At that point, dinner just wouldn’t be happening in my house, but Miss Potskins clearly believed cooking dinner with limited tools was the best way to prove her point.
Reaction on Twitter has ranged from calls for divorce to condemnation of her mothering abilities. One commenter even accused her of enabling her husband’s behavior, but the sneers have been overwhelmed by women relating to the familiarity of it all.
Of course, gender has long played a massive role in the division of labor in the home, but covid-19 has led to women taking on an even larger share of household chores and childcare than they did before the global pandemic. Whatever gender parities were more equitable or simply more manageable before the pandemic have receded, uncovering a regressiveness for many couples that they’re forced to reckon with as covid shutdowns, joblessness, and social distancing measures linger on.

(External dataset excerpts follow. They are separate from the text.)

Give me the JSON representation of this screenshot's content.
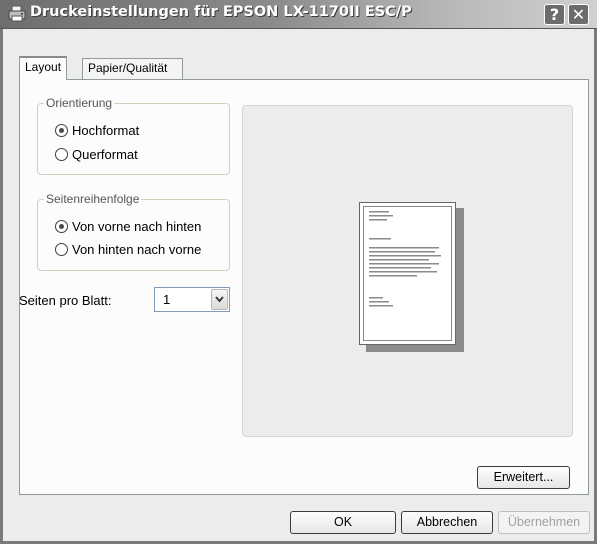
{
  "window": {
    "title": "Druckeinstellungen für EPSON LX-1170II ESC/P",
    "help_glyph": "?",
    "close_glyph": "✕",
    "title_icon": "printer-icon"
  },
  "tabs": [
    {
      "label": "Layout",
      "selected": true
    },
    {
      "label": "Papier/Qualität",
      "selected": false
    }
  ],
  "orientation": {
    "legend": "Orientierung",
    "options": [
      {
        "label": "Hochformat",
        "checked": true
      },
      {
        "label": "Querformat",
        "checked": false
      }
    ]
  },
  "page_order": {
    "legend": "Seitenreihenfolge",
    "options": [
      {
        "label": "Von vorne nach hinten",
        "checked": true
      },
      {
        "label": "Von hinten nach vorne",
        "checked": false
      }
    ]
  },
  "pages_per_sheet": {
    "label": "Seiten pro Blatt:",
    "value": "1"
  },
  "buttons": {
    "advanced": "Erweitert...",
    "ok": "OK",
    "cancel": "Abbrechen",
    "apply": "Übernehmen"
  },
  "colors": {
    "titlebar": "#6e6e6e",
    "panel": "#fcfcfc",
    "disabled_text": "#a2a2a2"
  }
}
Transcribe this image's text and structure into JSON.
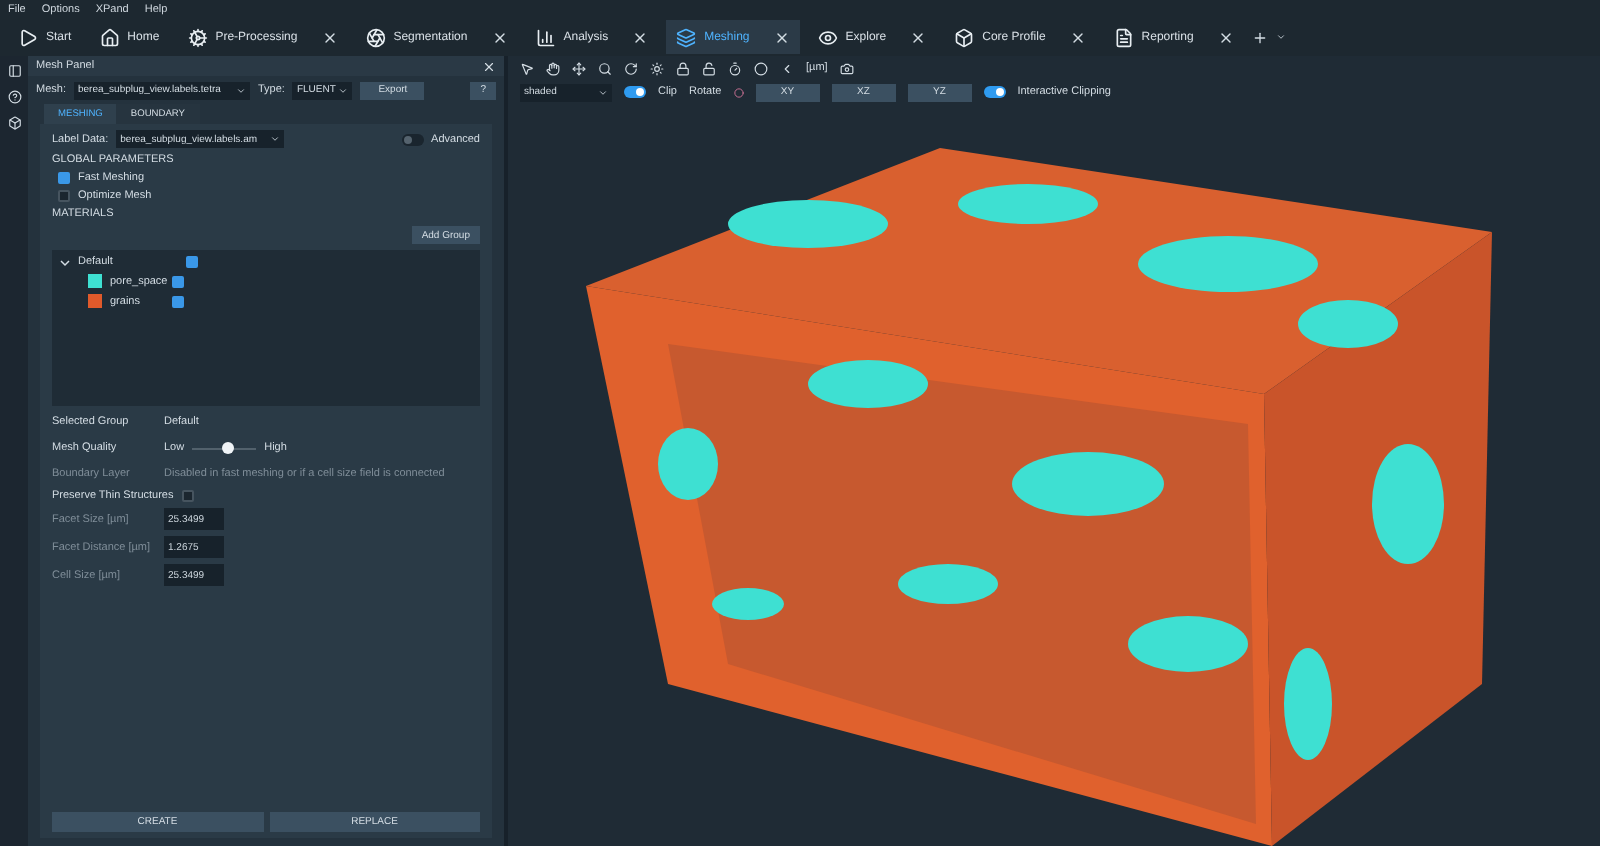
{
  "menu": [
    "File",
    "Options",
    "XPand",
    "Help"
  ],
  "tabs": [
    {
      "label": "Start",
      "selected": false,
      "closable": false
    },
    {
      "label": "Home",
      "selected": false,
      "closable": false
    },
    {
      "label": "Pre-Processing",
      "selected": false,
      "closable": true
    },
    {
      "label": "Segmentation",
      "selected": false,
      "closable": true
    },
    {
      "label": "Analysis",
      "selected": false,
      "closable": true
    },
    {
      "label": "Meshing",
      "selected": true,
      "closable": true
    },
    {
      "label": "Explore",
      "selected": false,
      "closable": true
    },
    {
      "label": "Core Profile",
      "selected": false,
      "closable": true
    },
    {
      "label": "Reporting",
      "selected": false,
      "closable": true
    }
  ],
  "panel": {
    "title": "Mesh Panel",
    "mesh_label": "Mesh:",
    "mesh_value": "berea_subplug_view.labels.tetra",
    "type_label": "Type:",
    "type_value": "FLUENT",
    "export": "Export",
    "help": "?",
    "subtabs": [
      {
        "label": "MESHING",
        "selected": true
      },
      {
        "label": "BOUNDARY",
        "selected": false
      }
    ],
    "label_data_label": "Label Data:",
    "label_data_value": "berea_subplug_view.labels.am",
    "advanced": {
      "label": "Advanced",
      "on": false
    },
    "global_title": "GLOBAL PARAMETERS",
    "options": [
      {
        "label": "Fast Meshing",
        "checked": true
      },
      {
        "label": "Optimize Mesh",
        "checked": false
      }
    ],
    "materials_title": "MATERIALS",
    "add_group": "Add Group",
    "tree": [
      {
        "label": "Default",
        "checked": true,
        "expanded": true,
        "children": [
          {
            "label": "pore_space",
            "color": "#3ee0d2",
            "checked": true
          },
          {
            "label": "grains",
            "color": "#e05a2b",
            "checked": true
          }
        ]
      }
    ],
    "properties": [
      {
        "kind": "text",
        "label": "Selected Group",
        "value": "Default",
        "disabled": false
      },
      {
        "kind": "slider",
        "label": "Mesh Quality",
        "low": "Low",
        "high": "High",
        "level": 0.55,
        "disabled": false
      },
      {
        "kind": "text",
        "label": "Boundary Layer",
        "value": "Disabled in fast meshing or if a cell size field is connected",
        "disabled": true
      },
      {
        "kind": "checkbox",
        "label": "Preserve Thin Structures",
        "checked": false,
        "disabled": false
      },
      {
        "kind": "field",
        "label": "Facet Size [µm]",
        "value": "25.3499",
        "disabled": true
      },
      {
        "kind": "field",
        "label": "Facet Distance [µm]",
        "value": "1.2675",
        "disabled": true
      },
      {
        "kind": "field",
        "label": "Cell Size [µm]",
        "value": "25.3499",
        "disabled": true
      }
    ],
    "buttons": [
      "CREATE",
      "REPLACE"
    ]
  },
  "viewer": {
    "unit": "[µm]",
    "shading": "shaded",
    "clip": {
      "label": "Clip",
      "on": true
    },
    "rotate": "Rotate",
    "planes": [
      "XY",
      "XZ",
      "YZ"
    ],
    "interactive_clipping": {
      "label": "Interactive Clipping",
      "on": true
    }
  }
}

It’s a lot harder to ignore some of your partner’s worst habits and tendencies when your means to escape them are limited.
So you notice how much your boyfriend doesn’t rinse his dish when he’s done with it, or how your partner never replaces the toilet paper rolls, or how you can’t remember the last time your husband ever dusted something on their own volition. No one has to have a 1950s attitude about women and work to fall into the behaviors that mirror those attitudes. It can take effort to unlearn, from both parties.

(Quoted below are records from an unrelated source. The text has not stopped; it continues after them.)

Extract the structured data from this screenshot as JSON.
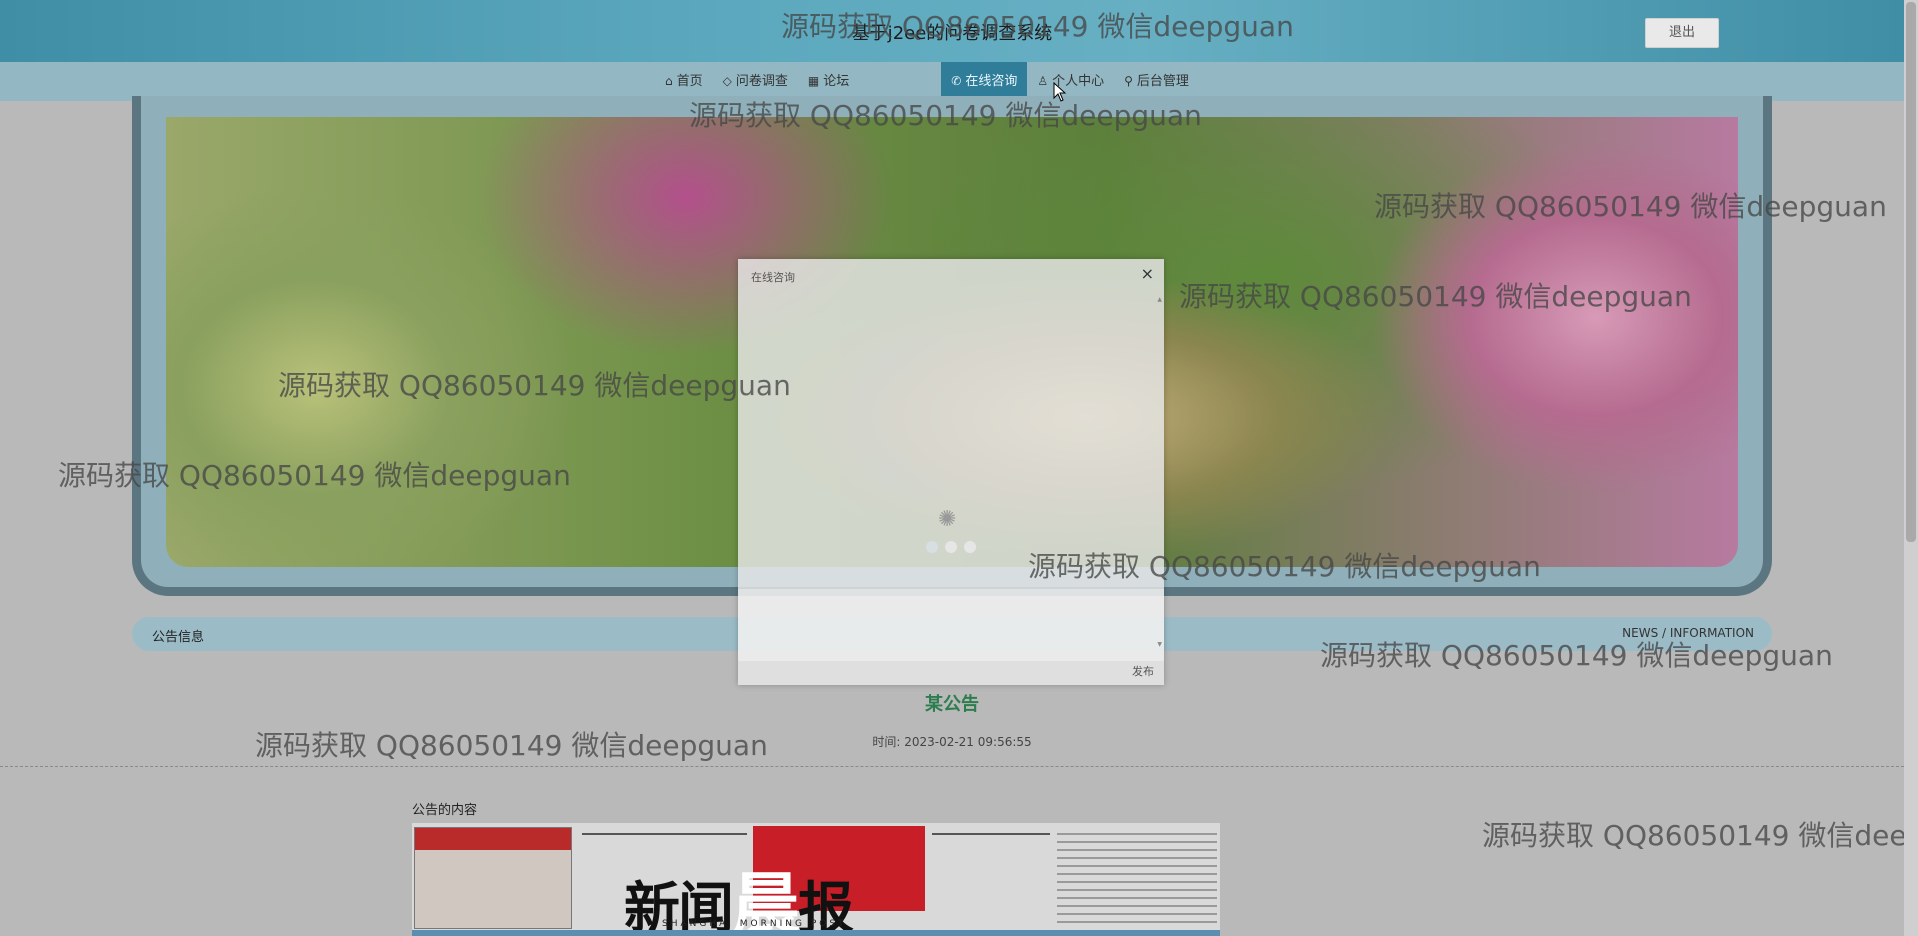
{
  "header": {
    "title": "基于j2ee的问卷调查系统",
    "logout_label": "退出"
  },
  "nav": {
    "items": [
      {
        "label": "首页",
        "icon": "home-icon",
        "glyph": "⌂"
      },
      {
        "label": "问卷调查",
        "icon": "tag-icon",
        "glyph": "◇"
      },
      {
        "label": "论坛",
        "icon": "forum-icon",
        "glyph": "▦"
      },
      {
        "label": "在线咨询",
        "icon": "chat-icon",
        "glyph": "✆"
      },
      {
        "label": "个人中心",
        "icon": "user-icon",
        "glyph": "♙"
      },
      {
        "label": "后台管理",
        "icon": "link-icon",
        "glyph": "⚲"
      }
    ],
    "active_label": "在线咨询"
  },
  "banner": {
    "slides_count": 3,
    "active_slide": 1
  },
  "notice_bar": {
    "title": "公告信息",
    "subtitle_en": "NEWS / INFORMATION"
  },
  "article": {
    "title": "某公告",
    "time_label": "时间:",
    "time_value": "2023-02-21 09:56:55",
    "content_label": "公告的内容",
    "newspaper_name_part1": "新闻",
    "newspaper_name_part2": "晨",
    "newspaper_name_part3": "报",
    "newspaper_subtitle": "SHANGHAI MORNING POST"
  },
  "modal": {
    "title": "在线咨询",
    "close_glyph": "×",
    "send_label": "发布",
    "input_value": ""
  },
  "watermark_text": "源码获取 QQ86050149 微信deepguan",
  "colors": {
    "header_bg": "#5aa7bd",
    "nav_bg": "#93b8c4",
    "nav_active_bg": "#2f7d98",
    "article_title": "#2e7d4e"
  }
}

Still… not turning on a full dishwasher after loading it? I’m not sure patriarchy can take the full blame for that one.
Miss Potkin, however, is hesitant to take any of this too seriously. She tweeted, “For me, the past two days have been funnier than anything else. I think we’re all entitled to run our own experiments, be amused, push a situation to its limit if we so choose. No one needs to be lectured by those that have failed to see the silly joy in what’s happening here.”
Fair enough: Some dirty dishes don’t tell the full story here, and doing household chores doesn’t automatically make someone husband of the year. However, at some point the “silly joy” isn’t so joyous. It’s one thing to commiserate with other women about their husbands and boyfriends—who hasn’t?—but the story is a little different once you’re logged off, and staring down a mountain of dirty dishes in one corner and a pile of dirty clothes in another.